KISS brings its Freedom to Rock Tour to the Richmond Coliseum Tonight
After decades in makeup and surrounded by flames onstage in one of the most enduring bands of all time, Gene Simmons of KISS still views his job with the enthusiasm of a fan.
“There are bands that are great studio bands: Steely Dan and Pink Floyd,” Simmons said. “Really great bands that reach their prime in the studio. That’s not what we do. What we do, it’s much more of a live band.”
KISS, which will roar into the Richmond Coliseum tonight - Friday, Sept. 9, has always been best onstage, Simmons said. After the first three studio albums failed to catch on commercially, 1975’s “Alive!” captured the concert experience on vinyl. Going gold, the album’s live version of “Rock and Roll All Nite” became KISS’ first hit single, and a phenomenon was born.
“It’s like anthems at football stadiums; if you play the anthem in a recording studio without 50,000 people yelling in the background, it ain’t the same thing,” he said. “So, the songs really don’t come alive in the way we imagine it until and if and when we play those songs in front of an audience.”
On the current “Freedom to Rock” tour, the band is honoring the military by making someone a “Roadie for the Day.” For the Richmond concert, Army National Guard Staff Sgt. Warren Wright and Marine Corps Gunnery Sgt. James Puckett have been selected by Hiring Our Heroes and Vet Tix to serve as roadies for the band.
Wright will attend the concert as part of Hiring Our Heroes’ “Roadie for a Day” program, and Puckett will attend as part of Vet Tix’s “Hero’s Wish Program.”
During the concert, there will be a five-minute tribute to the military, in collaboration with local government and military leaders.
Eligible Richmond-area veterans and service members received free tickets to the show given away through the national nonprofit Vet Tix.
“We love America and we have no problem wearing our hearts in our sleeves. Draping ourselves in the American flag? You bet … we are. And to take it a step further, the U.S. Chamber of Commerce, the United States government and KISS have teamed up to make sure that at every single one of our shows we’re giving jobs to vets.”

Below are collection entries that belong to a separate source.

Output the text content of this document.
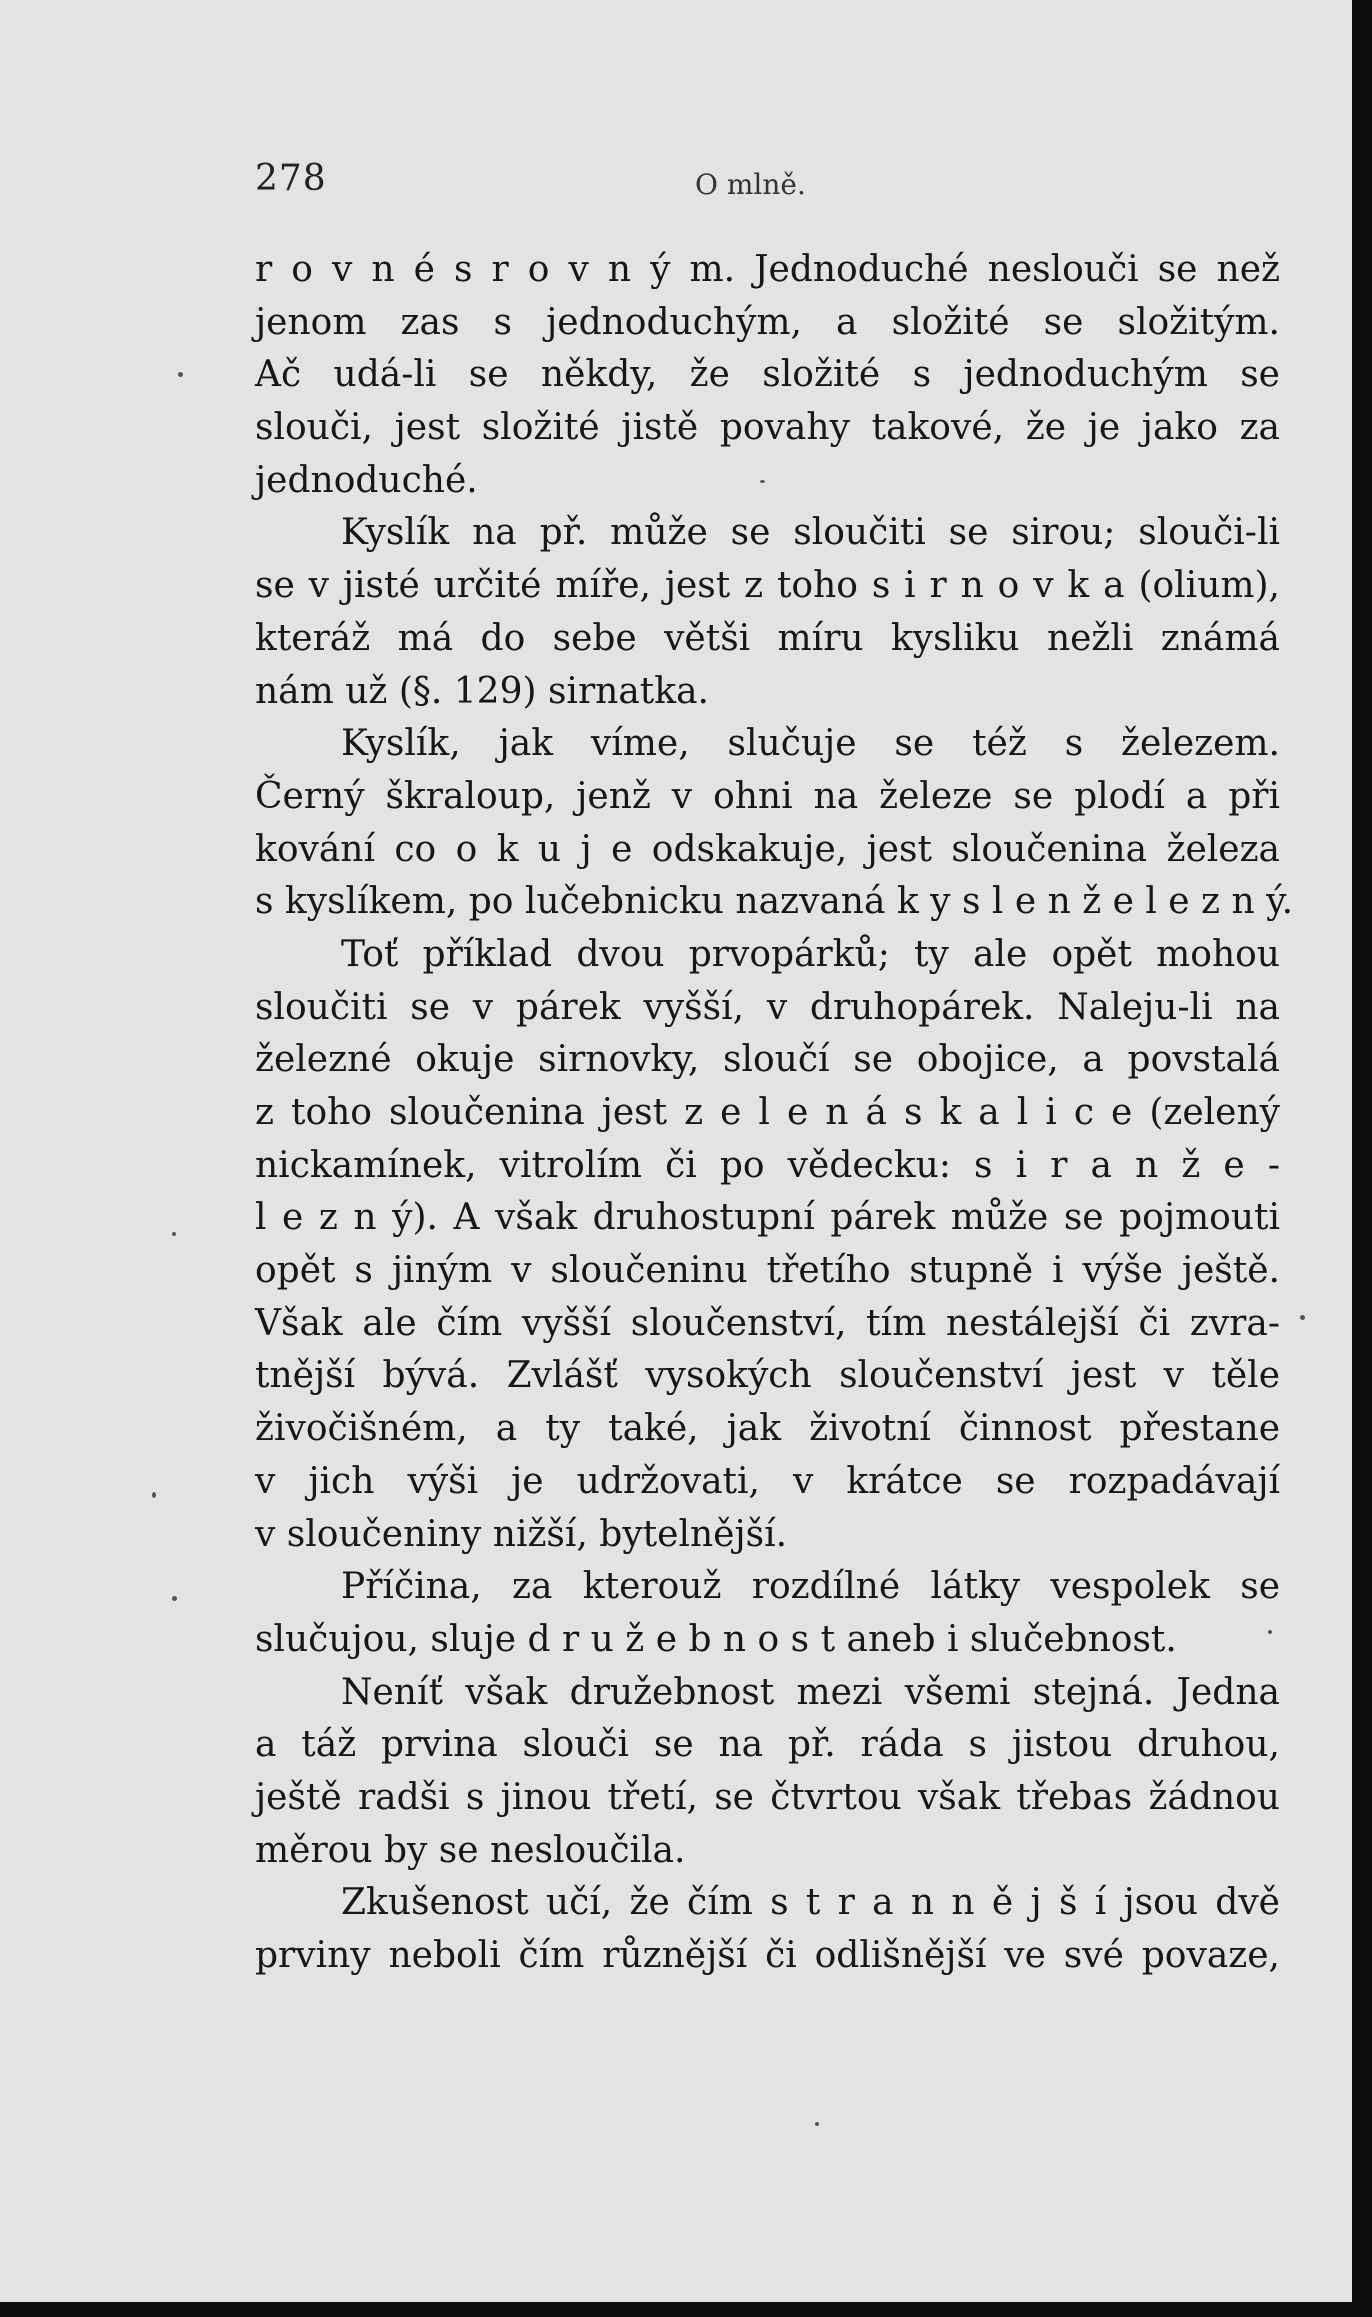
278	O mlně.
r o v n é s r o v n ý m. Jednoduché neslouči se než
jenom zas s jednoduchým, a složité se složitým.
Ač udá-li se někdy, že složité s jednoduchým se
slouči, jest složité jistě povahy takové, že je jako za
jednoduché.
Kyslík na př. může se sloučiti se sirou; slouči-li
se v jisté určité míře, jest z toho s i r n o v k a (olium),
kteráž má do sebe větši míru kysliku nežli známá
nám už (§. 129) sirnatka.
Kyslík, jak víme, slučuje se též s železem.
Černý škraloup, jenž v ohni na železe se plodí a při
kování co o k u j e odskakuje, jest sloučenina železa
s kyslíkem, po lučebnicku nazvaná k y s l e n ž e l e z n ý.
Toť příklad dvou prvopárků; ty ale opět mohou
sloučiti se v párek vyšší, v druhopárek. Naleju-li na
železné okuje sirnovky, sloučí se obojice, a povstalá
z toho sloučenina jest z e l e n á s k a l i c e (zelený
nickamínek, vitrolím či po vědecku: s i r a n ž e -
l e z n ý). A však druhostupní párek může se pojmouti
opět s jiným v sloučeninu třetího stupně i výše ještě.
Však ale čím vyšší sloučenství, tím nestálejší či zvra-
tnější bývá. Zvlášť vysokých sloučenství jest v těle
živočišném, a ty také, jak životní činnost přestane
v jich výši je udržovati, v krátce se rozpadávají
v sloučeniny nižší, bytelnější.
Příčina, za kterouž rozdílné látky vespolek se
slučujou, sluje d r u ž e b n o s t aneb i slučebnost.
Neníť však družebnost mezi všemi stejná. Jedna
a táž prvina slouči se na př. ráda s jistou druhou,
ještě radši s jinou třetí, se čtvrtou však třebas žádnou
měrou by se nesloučila.
Zkušenost učí, že čím s t r a n n ě j š í jsou dvě
prviny neboli čím různější či odlišnější ve své povaze,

Along with Simmons on bass and vocals, the band currently includes singer-rhythm guitarist and co-founder (with Simmons) Paul Stanley, drummer Eric Singer and lead guitarist Tommy Thayer. As KISS puts Richmond on its radar, Simmons sees the concerts as events that are not only the spectacle that fans have come to expect but also now can be cross-generational family experiences.
“When I was growing up, rock and roll was the thing — rock bands, like the Stones — that separated their fans from their parents: ‘All that noise.’ And now it’s come really full circle, where the parents can take their kids and, in some cases, their grandkids, because we’ve been around 42 years and share something that is special, as far as we’re concerned,” Simmons said.
“Our idea is to make you forget about the traffic jam and about the fight that you had with your girlfriend, or ‘I forgot to tie my shoelaces.’ Whatever it is that bothers you in life, our time is magic time. We’re going to blow the roof off the place and make you forget about all that stuff.”